Si certains personnages sont pourvu d’une intelligence artificielle rappelant celle utilisée généralement dans les jeux vidéos (où les réactions possibles d’un personnage face aux stimuli extérieurs sont programmées à l’avance), d’autres ont plutôt été créés à l’aide de réseaux antagonistes génératifs, c’est-à-dire qu’ils vivent l’histoire des millions de fois et apprennent à réagir en fonction de ce qui leur arrive. La technologie (dont l’un des pères est le chercheur montréalais Yoshua Bengio) est notamment utilisée pour le traitement d’images comme les hypertrucages, pour la traduction automatique et pour la transcription de texte, mais c’est la première fois qu’elle est déployée dans une œuvre de ce genre.

Les premiers personnages, dotés d’une intelligence artificielle traditionnelle, sont prévisibles et permettent à Pietro Gagliano de mettre en place les grandes lignes de l’histoire. Les seconds sont toutefois plus imprévisibles et contribuent à faire d’Agence un film aux possibilités pratiquement infinies.

Même s’il peut être utile de comprendre la mécanique derrière Agence lorsqu’on regarde le film, posséder des connaissances en intelligence artificielle n’est pas nécessaire pour l’apprécier. Le créateur du film espère que celui-ci va amener les spectateurs à s’intéresser à la technologie. « On doit prendre un moment pour réfléchir à l’intelligence artificielle et au fait qu’on joue un peu à Dieu, dit-il. J’espère que notre petite production indépendante va contribuer à la réflexion. »
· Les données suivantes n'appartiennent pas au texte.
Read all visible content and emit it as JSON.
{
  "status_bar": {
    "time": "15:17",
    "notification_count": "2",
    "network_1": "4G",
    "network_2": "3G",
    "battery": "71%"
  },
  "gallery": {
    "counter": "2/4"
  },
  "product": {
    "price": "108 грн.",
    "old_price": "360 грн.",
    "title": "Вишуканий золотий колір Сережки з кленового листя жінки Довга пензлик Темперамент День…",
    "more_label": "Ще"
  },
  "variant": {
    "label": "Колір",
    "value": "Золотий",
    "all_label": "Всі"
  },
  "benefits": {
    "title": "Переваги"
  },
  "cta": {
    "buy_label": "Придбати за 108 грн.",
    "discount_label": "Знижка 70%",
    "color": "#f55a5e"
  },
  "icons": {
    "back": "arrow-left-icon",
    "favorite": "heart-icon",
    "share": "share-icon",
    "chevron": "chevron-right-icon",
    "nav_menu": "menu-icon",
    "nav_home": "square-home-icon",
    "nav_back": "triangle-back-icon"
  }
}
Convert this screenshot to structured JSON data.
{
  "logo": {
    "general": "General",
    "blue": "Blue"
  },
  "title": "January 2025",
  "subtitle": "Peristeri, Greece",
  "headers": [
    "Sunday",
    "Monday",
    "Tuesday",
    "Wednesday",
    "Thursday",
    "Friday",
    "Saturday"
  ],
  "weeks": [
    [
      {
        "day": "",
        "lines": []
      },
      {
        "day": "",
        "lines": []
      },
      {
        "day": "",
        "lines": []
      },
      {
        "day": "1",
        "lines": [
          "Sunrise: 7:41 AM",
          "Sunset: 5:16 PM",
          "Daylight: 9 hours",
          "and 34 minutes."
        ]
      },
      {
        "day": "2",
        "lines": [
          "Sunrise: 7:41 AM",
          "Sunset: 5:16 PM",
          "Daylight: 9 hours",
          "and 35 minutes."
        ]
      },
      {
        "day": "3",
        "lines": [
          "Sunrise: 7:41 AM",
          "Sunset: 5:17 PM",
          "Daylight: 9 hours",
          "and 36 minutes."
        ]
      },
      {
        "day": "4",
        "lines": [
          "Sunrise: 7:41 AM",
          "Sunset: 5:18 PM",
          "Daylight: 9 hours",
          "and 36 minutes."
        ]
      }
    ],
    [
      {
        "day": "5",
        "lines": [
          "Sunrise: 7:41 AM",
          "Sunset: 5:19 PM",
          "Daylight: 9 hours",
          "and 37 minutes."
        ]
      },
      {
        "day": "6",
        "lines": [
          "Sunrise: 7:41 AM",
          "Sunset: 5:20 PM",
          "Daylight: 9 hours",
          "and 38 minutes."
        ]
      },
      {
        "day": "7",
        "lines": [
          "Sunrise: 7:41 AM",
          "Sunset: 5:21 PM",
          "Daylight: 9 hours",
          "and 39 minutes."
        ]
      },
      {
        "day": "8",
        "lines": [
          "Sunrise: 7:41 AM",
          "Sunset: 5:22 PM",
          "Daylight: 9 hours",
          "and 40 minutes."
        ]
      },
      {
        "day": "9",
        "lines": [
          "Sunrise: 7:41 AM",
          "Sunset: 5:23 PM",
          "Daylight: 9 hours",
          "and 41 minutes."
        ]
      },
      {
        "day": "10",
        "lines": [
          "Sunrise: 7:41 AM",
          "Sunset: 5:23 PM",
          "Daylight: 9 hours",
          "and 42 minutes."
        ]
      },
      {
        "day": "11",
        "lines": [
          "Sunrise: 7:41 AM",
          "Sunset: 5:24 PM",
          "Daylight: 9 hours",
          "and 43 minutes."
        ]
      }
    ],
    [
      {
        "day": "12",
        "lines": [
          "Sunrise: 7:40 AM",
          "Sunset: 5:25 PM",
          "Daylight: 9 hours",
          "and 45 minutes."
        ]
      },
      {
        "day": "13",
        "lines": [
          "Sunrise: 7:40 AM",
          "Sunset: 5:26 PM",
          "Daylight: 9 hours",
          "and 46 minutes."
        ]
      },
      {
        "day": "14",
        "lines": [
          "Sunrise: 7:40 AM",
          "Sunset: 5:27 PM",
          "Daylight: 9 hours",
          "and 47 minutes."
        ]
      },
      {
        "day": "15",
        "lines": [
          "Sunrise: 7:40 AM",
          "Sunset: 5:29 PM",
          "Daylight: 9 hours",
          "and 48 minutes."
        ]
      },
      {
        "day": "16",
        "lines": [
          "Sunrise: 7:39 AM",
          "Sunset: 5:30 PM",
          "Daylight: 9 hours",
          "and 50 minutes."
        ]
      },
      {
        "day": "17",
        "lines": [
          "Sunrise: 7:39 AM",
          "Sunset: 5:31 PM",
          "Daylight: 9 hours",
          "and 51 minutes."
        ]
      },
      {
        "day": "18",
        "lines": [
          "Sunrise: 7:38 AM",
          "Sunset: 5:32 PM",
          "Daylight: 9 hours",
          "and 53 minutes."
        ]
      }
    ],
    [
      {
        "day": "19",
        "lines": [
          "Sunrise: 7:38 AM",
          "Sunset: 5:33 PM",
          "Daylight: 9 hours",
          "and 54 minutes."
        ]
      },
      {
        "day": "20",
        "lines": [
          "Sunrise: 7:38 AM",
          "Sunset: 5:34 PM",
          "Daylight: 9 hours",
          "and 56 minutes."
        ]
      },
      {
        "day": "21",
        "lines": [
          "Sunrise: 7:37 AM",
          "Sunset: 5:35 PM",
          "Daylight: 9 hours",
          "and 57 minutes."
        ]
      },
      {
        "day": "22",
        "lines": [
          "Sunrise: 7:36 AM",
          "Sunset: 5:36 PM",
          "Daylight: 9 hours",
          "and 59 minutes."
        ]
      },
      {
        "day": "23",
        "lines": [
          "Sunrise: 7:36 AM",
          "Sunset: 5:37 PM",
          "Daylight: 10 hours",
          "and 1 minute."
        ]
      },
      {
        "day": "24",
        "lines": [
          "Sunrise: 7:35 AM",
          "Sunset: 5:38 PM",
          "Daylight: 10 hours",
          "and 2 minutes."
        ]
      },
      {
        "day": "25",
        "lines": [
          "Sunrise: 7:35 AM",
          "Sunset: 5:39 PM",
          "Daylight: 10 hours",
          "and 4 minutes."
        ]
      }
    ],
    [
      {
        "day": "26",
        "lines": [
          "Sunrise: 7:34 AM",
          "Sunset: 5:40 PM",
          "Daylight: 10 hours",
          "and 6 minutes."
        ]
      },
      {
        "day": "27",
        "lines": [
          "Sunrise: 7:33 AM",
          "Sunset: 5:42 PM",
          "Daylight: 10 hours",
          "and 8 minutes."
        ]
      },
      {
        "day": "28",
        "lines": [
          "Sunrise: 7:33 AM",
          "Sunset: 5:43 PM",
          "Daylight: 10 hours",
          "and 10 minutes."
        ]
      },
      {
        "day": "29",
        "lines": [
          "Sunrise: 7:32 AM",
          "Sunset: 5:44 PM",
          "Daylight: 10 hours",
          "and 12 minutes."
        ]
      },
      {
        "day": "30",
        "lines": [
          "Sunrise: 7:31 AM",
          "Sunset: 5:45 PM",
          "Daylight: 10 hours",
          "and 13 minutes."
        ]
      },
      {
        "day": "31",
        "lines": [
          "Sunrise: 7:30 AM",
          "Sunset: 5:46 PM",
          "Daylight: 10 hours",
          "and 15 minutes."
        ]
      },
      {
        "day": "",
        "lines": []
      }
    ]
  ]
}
Pietro Gagliano souhaite aussi intéresser les technologistes créatifs, qui connaissent déjà bien l’apprentissage machine et l’intelligence artificielle. Son équipe compte d’ailleurs rendre accessible au public le code source de quelques technologies mises au point pour le film. « Certains pourront ainsi créer leurs propres intelligences artificielles, et on veut leur permettre de les intégrer dans Agence. Le film va donc pouvoir continuer de vivre et d’évoluer après son lancement », explique-t-il.

Un cinéma nouveau genre

Agence naviguant à mi-chemin entre le jeu et le film, Pietro Gagliano et son équipe ont imaginé le terme « film dynamique » pour le décrire. Le réalisateur ontarien ne s’en cache pas, il espère que le concept fera boule de neige.

« Le potentiel de ces expériences vivantes est incroyable. C’est vraiment excitant », lance-t-il. Agence est un film en réalité virtuelle, mais le concept de film dynamique pourrait aussi être repris pour des jeux vidéos, des vidéoclips et bien plus. « Personnellement, je prévois faire du contenu dynamique pendant encore plusieurs années », poursuit le créateur, qui a notamment à son actif deux prix Emmy, deux Webby et un Lion de Cannes.

Même s’il travaille toujours au peaufinage des outils qui permettront à Agence d’avoir une seconde vie et de bénéficier des efforts d’autres technologistes, Pietro Gagliano a déjà hâte à la prochaine étape.

« Nous avons beaucoup appris avec Agence, et cet apprentissage pourra être réinvesti dans nos futures créations », dit-il. Avec son studio, le créateur fait par exemple des expériences avec GPT-2 et GPT-3 — des outils d’intelligence artificielle capables de générer automatiquement du texte réaliste —, ce qui pourrait permettre de créer des dialogues qui varieraient d’une présentation à l’autre dans leur prochain film dynamique.

Agence est l’un des 23 films en compétition officielle dans la catégorie Venice VR Expanded de la Mostra de Venise. Exceptionnellement, en temps de pandémie, ceux qui possèdent un casque de réalité virtuelle peuvent s’inscrire sur le site du festival pour accéder aux œuvres depuis leur domicile. Les films sont aussi présentés au Centre Phi à Montréal jusqu’au au 12 septembre.